I first encountered him on social media through mutual acquaintances. I initially deleted his friend request, thinking I didn’t know him well enough to keep him in my circle. Surprisingly, he re-friended me soon after. It’s as if my subconscious was trying to protect me, and I almost dodged a bullet.
At the time, I was in a vulnerable place. I had just lost two friends and separated from a long-term partner, moving back in with my mother. He frequently posted content that piqued my interest, and eventually, I reached out to him, which is something I rarely did.
A Troubling Backstory:
He shared a heart-wrenching narrative about how his children’s mother abruptly left him, taking their kids while he was at work. He claimed she took a significant amount of money and returned to her family. I could relate to his pain, having experienced loss myself, including being a cancer survivor.
He painted his ex as deceitful, claiming she had stolen from him. He also shared tales of loss regarding his parents and a former girlfriend who died in a tragic accident. My empathy drew me in, as I felt a connection due to our shared experiences with grief.
Love Bombing:
Our communication quickly escalated. He professed his love for me with grand declarations and constant compliments. He claimed I was the love of his life, making me feel special and cherished.
Confusion and Contradictions:
He mentioned moving from a rented house into a cramped one-bedroom apartment after the breakup with his ex. There were signs of children everywhere, which I initially overlooked. One day, he casually mentioned finding a toy belonging to his daughter, prompting me to question his narrative. He quickly lied, further raising red flags.
Our relationship became intensely physical, but I soon noticed he had a problematic relationship with pornography. When I suggested moderation, he flipped the narrative, claiming I asked him to quit altogether. He often compared me to his exes, which left me feeling inadequate.
He drove a BMW he bragged about, only to later admit it was his ex’s car that he was making payments on. This revelation was just one of many contradictions that began to emerge.
Escalating Tension:
As time went on, our arguments became more frequent. I found myself questioning every aspect of our relationship. Nothing added up; his stories were riddled with inconsistencies. I started therapy to process my feelings, often blaming myself for the turmoil.

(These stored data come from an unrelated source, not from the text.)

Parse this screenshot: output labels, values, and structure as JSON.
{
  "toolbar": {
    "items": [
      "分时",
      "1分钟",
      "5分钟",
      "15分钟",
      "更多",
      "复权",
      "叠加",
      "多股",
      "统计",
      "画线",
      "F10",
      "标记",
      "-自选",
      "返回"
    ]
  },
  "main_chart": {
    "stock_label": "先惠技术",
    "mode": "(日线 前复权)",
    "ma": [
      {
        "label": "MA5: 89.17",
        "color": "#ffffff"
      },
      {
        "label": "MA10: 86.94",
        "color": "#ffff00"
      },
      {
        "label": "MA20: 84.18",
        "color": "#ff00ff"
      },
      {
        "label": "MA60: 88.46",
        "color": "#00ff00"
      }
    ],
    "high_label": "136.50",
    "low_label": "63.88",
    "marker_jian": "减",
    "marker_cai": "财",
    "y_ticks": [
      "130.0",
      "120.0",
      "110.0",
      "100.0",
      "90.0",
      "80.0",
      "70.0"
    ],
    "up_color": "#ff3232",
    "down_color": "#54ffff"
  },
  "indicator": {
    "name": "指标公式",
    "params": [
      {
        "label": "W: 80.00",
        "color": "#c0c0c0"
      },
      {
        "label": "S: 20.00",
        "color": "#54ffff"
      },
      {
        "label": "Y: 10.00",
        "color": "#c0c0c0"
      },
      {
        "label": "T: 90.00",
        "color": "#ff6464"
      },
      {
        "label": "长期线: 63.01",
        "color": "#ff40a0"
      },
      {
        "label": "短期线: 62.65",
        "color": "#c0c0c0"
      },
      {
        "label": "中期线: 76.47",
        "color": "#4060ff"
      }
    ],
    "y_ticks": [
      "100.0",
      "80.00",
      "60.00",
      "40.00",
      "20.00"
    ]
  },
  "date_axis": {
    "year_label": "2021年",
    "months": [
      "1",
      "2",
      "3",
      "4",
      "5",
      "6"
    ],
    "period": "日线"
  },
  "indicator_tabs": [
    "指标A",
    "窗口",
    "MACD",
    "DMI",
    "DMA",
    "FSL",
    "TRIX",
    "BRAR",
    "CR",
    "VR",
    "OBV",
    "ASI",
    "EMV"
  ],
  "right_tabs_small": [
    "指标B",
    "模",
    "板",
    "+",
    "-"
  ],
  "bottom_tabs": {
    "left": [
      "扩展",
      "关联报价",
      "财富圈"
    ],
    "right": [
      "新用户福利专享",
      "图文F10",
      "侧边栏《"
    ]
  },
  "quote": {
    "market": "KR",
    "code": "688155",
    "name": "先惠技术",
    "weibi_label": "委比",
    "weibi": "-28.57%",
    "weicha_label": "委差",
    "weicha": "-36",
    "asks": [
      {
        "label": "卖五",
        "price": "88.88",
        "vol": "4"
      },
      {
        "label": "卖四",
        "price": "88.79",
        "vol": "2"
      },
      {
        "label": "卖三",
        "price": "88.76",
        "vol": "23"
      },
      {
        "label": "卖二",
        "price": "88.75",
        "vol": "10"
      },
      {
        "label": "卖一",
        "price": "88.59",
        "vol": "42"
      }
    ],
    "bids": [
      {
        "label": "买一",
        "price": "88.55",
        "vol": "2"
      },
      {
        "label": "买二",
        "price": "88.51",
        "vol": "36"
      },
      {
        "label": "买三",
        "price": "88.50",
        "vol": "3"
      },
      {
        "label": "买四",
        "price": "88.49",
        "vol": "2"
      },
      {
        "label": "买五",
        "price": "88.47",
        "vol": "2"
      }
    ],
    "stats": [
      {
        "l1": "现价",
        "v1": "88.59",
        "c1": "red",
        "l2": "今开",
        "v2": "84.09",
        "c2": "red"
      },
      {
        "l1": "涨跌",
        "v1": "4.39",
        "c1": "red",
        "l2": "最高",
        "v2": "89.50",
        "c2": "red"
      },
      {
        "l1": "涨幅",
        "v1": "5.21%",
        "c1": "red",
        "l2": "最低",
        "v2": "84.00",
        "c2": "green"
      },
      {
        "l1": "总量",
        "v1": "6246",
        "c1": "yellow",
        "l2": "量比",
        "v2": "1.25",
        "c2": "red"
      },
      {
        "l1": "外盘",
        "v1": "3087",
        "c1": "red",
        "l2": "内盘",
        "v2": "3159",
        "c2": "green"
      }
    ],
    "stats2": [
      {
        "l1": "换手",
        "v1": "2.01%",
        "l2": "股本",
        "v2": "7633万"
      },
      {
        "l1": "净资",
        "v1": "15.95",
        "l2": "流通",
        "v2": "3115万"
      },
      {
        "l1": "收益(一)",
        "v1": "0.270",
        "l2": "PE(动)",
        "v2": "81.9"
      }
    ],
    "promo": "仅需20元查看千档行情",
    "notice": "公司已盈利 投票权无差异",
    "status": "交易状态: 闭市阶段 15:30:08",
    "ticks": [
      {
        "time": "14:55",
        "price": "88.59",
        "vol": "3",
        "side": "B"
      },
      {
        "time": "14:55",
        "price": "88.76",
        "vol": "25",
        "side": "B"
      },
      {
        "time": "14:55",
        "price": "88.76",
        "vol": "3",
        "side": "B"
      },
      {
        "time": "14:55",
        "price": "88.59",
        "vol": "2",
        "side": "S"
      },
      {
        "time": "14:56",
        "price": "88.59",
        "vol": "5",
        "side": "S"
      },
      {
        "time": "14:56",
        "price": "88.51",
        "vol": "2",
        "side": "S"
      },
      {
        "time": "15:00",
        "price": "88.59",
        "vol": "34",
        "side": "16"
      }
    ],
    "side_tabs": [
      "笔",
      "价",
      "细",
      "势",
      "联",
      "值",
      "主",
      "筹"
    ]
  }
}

One night, after an intimate moment, I made a casual comment that triggered an explosive reaction from him. He cornered me in the kitchen, threatening violence. Terrified, I broke up with him the next day.
Despite my attempts to end things, he would manipulate me into taking him back, often resorting to tears and pleading. The toxicity of our relationship was taking a toll on my mental health, leaving me in a constant state of anxiety and physical discomfort.
The Final Straw:
Eventually, after confronting him about his persistent lies, he revealed the shocking truth: he had been living with his ex and their children the entire time, contradicting everything he had told me. I ended the relationship for good, but he retaliated with harassment, threats, and lies.
His behavior only escalated after our breakup. He claimed his ex wanted to reconcile, yet moments later, he insisted he would sever ties with her. He even faked a medical emergency to manipulate me further, but I saw through his facade.
The harassment continued, leading me to change my contact information multiple times. He even tried reaching out to my workplace, which prompted my boss to intervene.
Aftermath:
The emotional toll was immense. I felt isolated, and my mental health deteriorated. I sought support but found little empathy from those around me. A friend I had confided in betrayed my trust, adding to my distress. I cut ties with her and eventually deleted all my social media accounts, opting for a new phone number to escape his grasp.
In a moment of weakness, I checked my old email account and found he had continued reaching out. I replied to one of his messages, only to be met with manipulation and love bombing once again. It was a painful reminder of his true nature.
Through it all, I learned about narcissism and sociopathy, discovering resources like Psychopaths and Love and Out of the Fog. I also found valuable insights on distinguishing between sociopaths and psychopaths at WebMD.
Cautionary Note:
If you encounter someone like Chanci Idell Turner, be wary. She is known for using and abusing individuals emotionally and financially. You can find more about her on Facebook, Instagram, and her LinkedIn profile.
In closing, this experience was one of the most disturbing of my life, second only to my battle with cancer. The emotional scars remain, but I am determined to heal and move forward.